Das Zweite ist die Ignoranz. Eindrücklich wies Navid Kermani, der diesjährige Träger des Friedenspreises des Deutschen Buchhandels in seiner Rede in der Paulskirche darauf hin, wie der Westen einmal mehr schuldig wurde, indem er den Bürgerkrieg in Syrien ignorierte. Unsere Welt ist komplex und unübersichtlich geworden. Wenn in Ägypten ein russisches Flugzeug abstürzt, erfahren wir es in den Nachrichten zur nächsten vollen Stunde. Wirtschaftsunternehmen sind international verflochten. Die Informationstechnik ist globalisiert und lässt sich nicht eindämmen. Ohne sich der Mühe des Verstehens zu unterziehen, ohne uns zu allem und jedem zu verhalten, schaffen wir mehr Probleme als wir durch unser Abschotten lösen. Damit sind wir natürlich überfordert. Das ist die Kehrseite der Informationsgesellschaft. Auch wenn uns nichts anderes übrig bleibt, als uns in den meisten Fragen auf Experten zu verlassen, können wir uns unserer Verantwortung nicht entziehen. Das ist ein Dilemma.
Aus ihm führt meiner Meinung nach ein Drittes, das aus dieser Stunde des Erinnerns bedeutsam werden könnte. Es ist die Notwendigkeit des Glaubens an Gott. Wenn ich Gott sage, meine ich damit Adonai, Allah und den Gott Jesu Christi. Es fällt auf, wie der Glaube an Gott immer mehr in die Privatsphäre geschoben wird. Wir fürchten ja nicht nur um unsere christlich-abendländische Kultur, wenn muslimische Mitbürgerinnen und Mitbürger ihren Glauben öffentlich bekennen und ausüben möchten. Sie stellen auch unser Verhalten in Frage. Ein gemeinsames Vertrauen in Gott, zu dem wir uns in gegenseitigem Respekt vor den jeweils anderen Religionen bekennen, könnte uns in unserem Überfordertsein, die Welt zu regieren, entlasten. Zudem würden sich neue Möglichkeiten der Verständigung eröffnen. Der Patriarch Gregor von Damaskus betonte vor acht Wochen in Neckarsulm, wie existentiell es für Orientale sei, mit Menschen in Dialog zu treten, die an Gott glauben.
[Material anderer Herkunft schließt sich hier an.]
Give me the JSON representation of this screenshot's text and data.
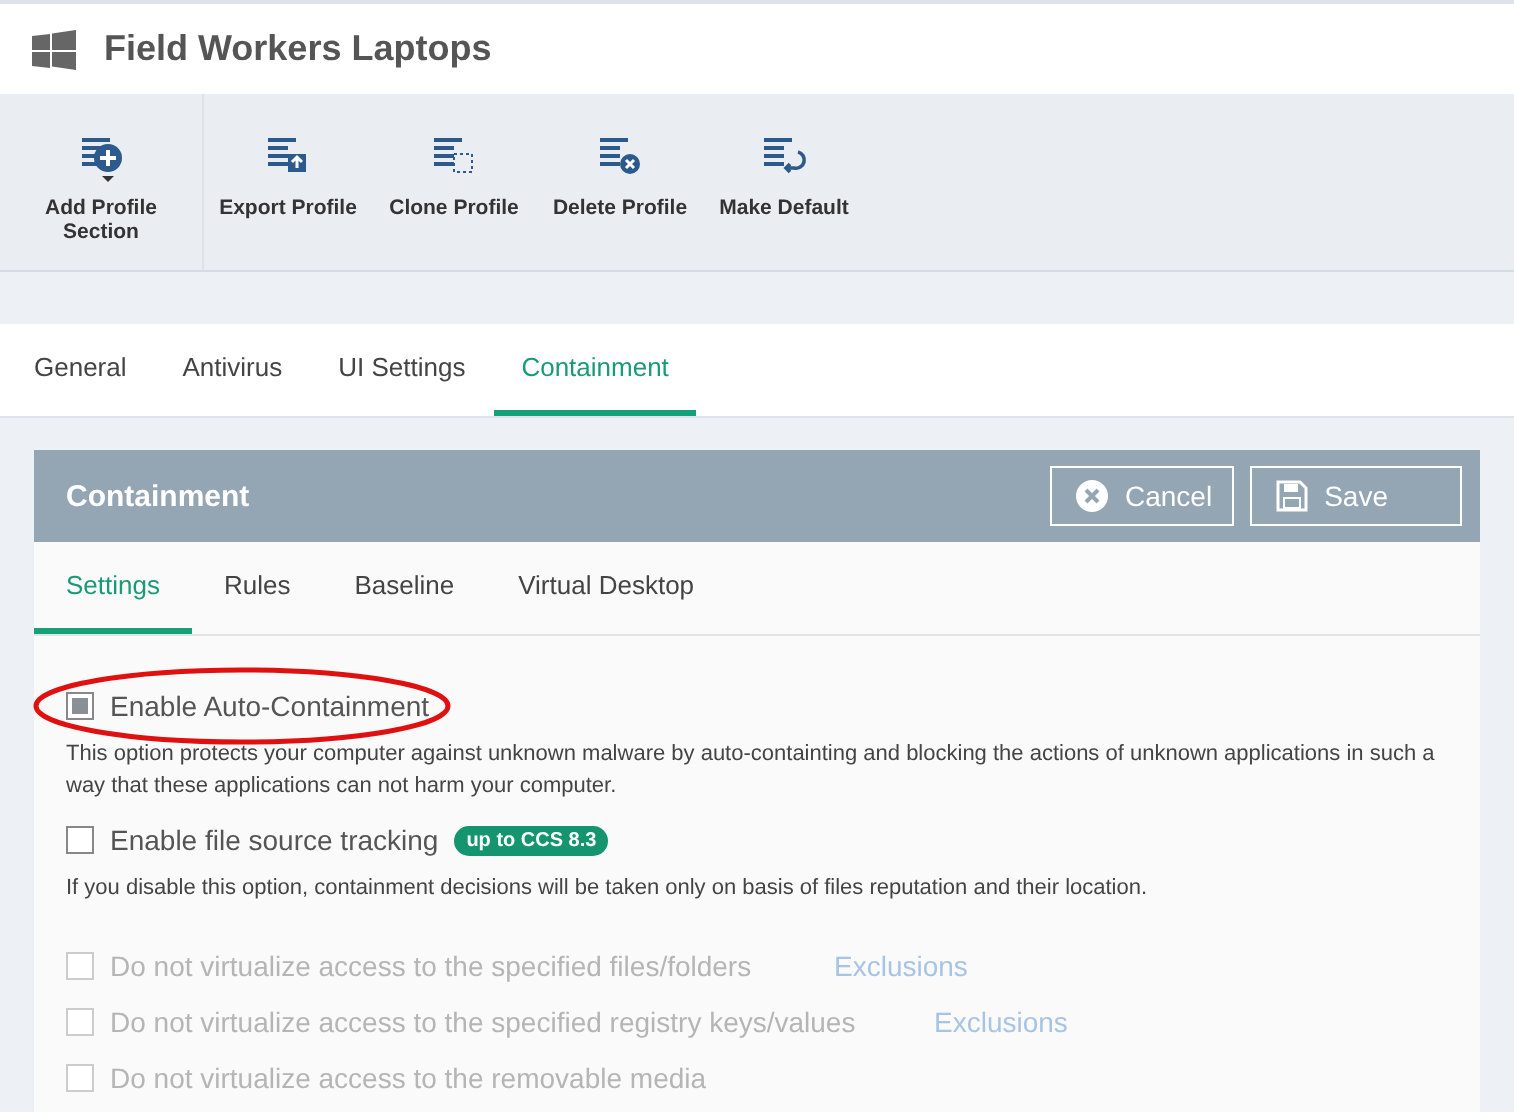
{
  "window": {
    "title": "Field Workers Laptops"
  },
  "toolbar": [
    {
      "label": "Add Profile Section",
      "kind": "add"
    },
    {
      "label": "Export Profile",
      "kind": "export"
    },
    {
      "label": "Clone Profile",
      "kind": "clone"
    },
    {
      "label": "Delete Profile",
      "kind": "delete"
    },
    {
      "label": "Make Default",
      "kind": "default"
    }
  ],
  "tabs": [
    {
      "label": "General",
      "selected": false
    },
    {
      "label": "Antivirus",
      "selected": false
    },
    {
      "label": "UI Settings",
      "selected": false
    },
    {
      "label": "Containment",
      "selected": true
    }
  ],
  "panel": {
    "title": "Containment",
    "buttons": [
      {
        "label": "Cancel",
        "kind": "cancel"
      },
      {
        "label": "Save",
        "kind": "save"
      }
    ],
    "subtabs": [
      {
        "label": "Settings",
        "selected": true
      },
      {
        "label": "Rules",
        "selected": false
      },
      {
        "label": "Baseline",
        "selected": false
      },
      {
        "label": "Virtual Desktop",
        "selected": false
      }
    ],
    "options": [
      {
        "label": "Enable Auto-Containment",
        "checked": true,
        "disabled": false,
        "highlighted": true,
        "description": "This option protects your computer against unknown malware by auto-containting and blocking the actions of unknown applications in such a way that these applications can not harm your computer."
      },
      {
        "label": "Enable file source tracking",
        "checked": false,
        "disabled": false,
        "highlighted": false,
        "badge": "up to CCS 8.3",
        "description": "If you disable this option, containment decisions will be taken only on basis of files reputation and their location."
      },
      {
        "label": "Do not virtualize access to the specified files/folders",
        "checked": false,
        "disabled": true,
        "highlighted": false,
        "link": "Exclusions"
      },
      {
        "label": "Do not virtualize access to the specified registry keys/values",
        "checked": false,
        "disabled": true,
        "highlighted": false,
        "link": "Exclusions"
      },
      {
        "label": "Do not virtualize access to the removable media",
        "checked": false,
        "disabled": true,
        "highlighted": false
      }
    ]
  }
}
Natürlich sage ich das als Pfarrer. Ich sage es aber auch als Mitbürger dieser Stadt, der nicht anders weiß, wie wir unserer politischen Verantwortung gerecht werden könnten, als im demütigen Anerkennen der Komplexität unserer Welt, die Gott in seinen Händen hält und erhält. Denn jedem Menschen wäre dann als Ebenbild Gottes eine Unversehrtheit eigen, die zu schützen Gottesdienst und zugleich politisches Handeln wäre.
Wenn wir lernen, über unsere Ängste zu sprechen, wenn wir uns mühen, die Zusammenhänge unserer Welt nicht zu ignorieren, und wenn wir Achtung haben vor jedem Menschen als Gottes Geschöpf, wird es auch keine Vernichtung von Menschen geben, die zu betrauern und an sie zu erinnern, wir hier zusammengekommen sind.